"Ik houd er aan mijn allerdiepste spijt te betuigen voor d(i)e wonden uit het verleden." Woorden uitgesproken door Philippe, koning der Belgen op 30 juni 2020 naar aanleiding van de zestigste verjaardag van de neo-kolonie Democratische Republiek Congo/Republiek Zaïre/Democratische Republiek Congo. Volgens Béatrice Delvaux, hoofd-editorialiste van Le Soir, "een geste die de koning en zijn land grootser maken." Wat is daarvan aan?
De territoria van de volken in het Congo bekken werden op last van de Belgische koning Léopold II gekoloniseerd - dus militair veroverd en onderworpen - door militaire expedities die ieder verzet neersloegen en lokale politieke leiders intimideerden en vermoordden of omkochten. Op deze manier werd de Congo-Vrijstaat gecreëerd. Geen woord van excuses voor deze "gedeelde" geschiedenis, althans toch tussen de Congolezen en het huis von Sachsen-Coburg-Gotha.
Congo-Vrijstaat werd geplunderd. Een aanzienlijk deel van de rijkdommen uit de plundering van Congo-Vrijstaat "verdwenen" in het persoonlijke fortuin van Léopold II, opgenomen in de Koninklijke Schenking en dus in het huidige privéfortuin van de familie von Sachsen-Coburg-Gotha. Het is natuurlijk gemakkelijk zijn allerdiepste spijt te betuigen en ondertussen te blijven profiteren van de geroofde buit.

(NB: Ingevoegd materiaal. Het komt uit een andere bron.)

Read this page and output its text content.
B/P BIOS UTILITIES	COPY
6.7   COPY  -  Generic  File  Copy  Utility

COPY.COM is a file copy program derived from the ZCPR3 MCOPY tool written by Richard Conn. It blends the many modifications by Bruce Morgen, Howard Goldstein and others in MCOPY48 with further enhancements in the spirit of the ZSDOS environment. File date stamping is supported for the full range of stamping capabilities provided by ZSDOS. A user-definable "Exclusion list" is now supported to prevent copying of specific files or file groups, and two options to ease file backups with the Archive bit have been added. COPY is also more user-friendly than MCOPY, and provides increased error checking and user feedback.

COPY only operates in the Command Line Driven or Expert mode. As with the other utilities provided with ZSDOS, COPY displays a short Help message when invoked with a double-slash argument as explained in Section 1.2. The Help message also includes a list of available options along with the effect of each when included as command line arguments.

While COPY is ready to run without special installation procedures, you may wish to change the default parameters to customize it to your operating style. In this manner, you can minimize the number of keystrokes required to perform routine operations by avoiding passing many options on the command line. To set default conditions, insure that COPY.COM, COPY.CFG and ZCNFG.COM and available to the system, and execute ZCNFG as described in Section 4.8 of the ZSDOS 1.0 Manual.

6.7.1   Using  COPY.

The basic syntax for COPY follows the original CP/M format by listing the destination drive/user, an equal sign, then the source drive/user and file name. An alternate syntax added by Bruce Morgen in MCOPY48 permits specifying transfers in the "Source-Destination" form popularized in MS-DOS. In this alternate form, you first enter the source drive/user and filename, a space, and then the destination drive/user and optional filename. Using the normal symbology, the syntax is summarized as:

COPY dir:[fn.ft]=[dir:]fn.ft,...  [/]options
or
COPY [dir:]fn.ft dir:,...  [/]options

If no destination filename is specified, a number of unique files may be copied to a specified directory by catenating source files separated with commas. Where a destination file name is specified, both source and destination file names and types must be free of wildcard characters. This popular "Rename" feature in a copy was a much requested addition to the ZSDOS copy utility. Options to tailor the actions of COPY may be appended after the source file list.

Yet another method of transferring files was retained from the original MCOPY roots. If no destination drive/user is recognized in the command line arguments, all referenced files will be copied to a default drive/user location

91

Belgisch Congo werd geplunderd. Het regime dat de liberale democratie Belgique/België in 1908 in "Belgisch" Congo installeerde, voortbouwend op de Congo-Vrijstaat, was een strikt apartheidsregime waarin Congolezen altijd “tweederangsmensen" waren en nooit burgerrechten als "Belg" verwierven. "Belgen" en blanken in het algemeen hadden rechten, Congolezen hadden alleen plichten. In dat regime zorgde de Belgische staat voor de infrastructuur en de administratie, de rijkdommen gingen naar de Union minière du Haut Katanga (nu Umicore), Solvay, de Anversoise/Compagnie du Congo belge, de Conpagnie des Grands Lacs, de Forminière, Socfin, de Union Cotonnière (UCO), Bekaert, etc. en niet in het minst de Société Générale. Na WOII exporteerde de Société générale het grootste deel van haar Congolese winsten, waarop ze tijdens de oorlog geen belastingen had betaald, naar haar filialen in België. Dit droeg ertoe bij dat België al drie jaar na de bevrijding van de nazibezetter, in 1947, het vooroorlogse niveau in zijn economie kon realiseren. Gespreid over de jaren 1950 keerden de ongeveer 300 Belgische bedrijven die in Belgisch Congo actief waren zowat 40 miljard Belgische frank aan dividenden uit aan hun aandeelhouders, het overgrote deel in België. Van alle winst die alle Belgische vennootschappen en bedrijven samen boekten in die jaren kwam 40% uit Congo. De onderzoeker Frans Buelens toont in zijn financiëel-economische studie over Congo 1885-1960 aan dat de rentabiliteit van de bedrijven in Congo "zeer hoog lag voor het geheel van economie en dat daarbij de rentabiliteit van de mijnbouwsector aardig wat hoger lag dan die van de andere sectoren.” De economische en ecologische voetafdruk van de Belgische multinationals in Congo is gigantisch groot. Schadevergoeding, Restitutie? Geen woord daarover...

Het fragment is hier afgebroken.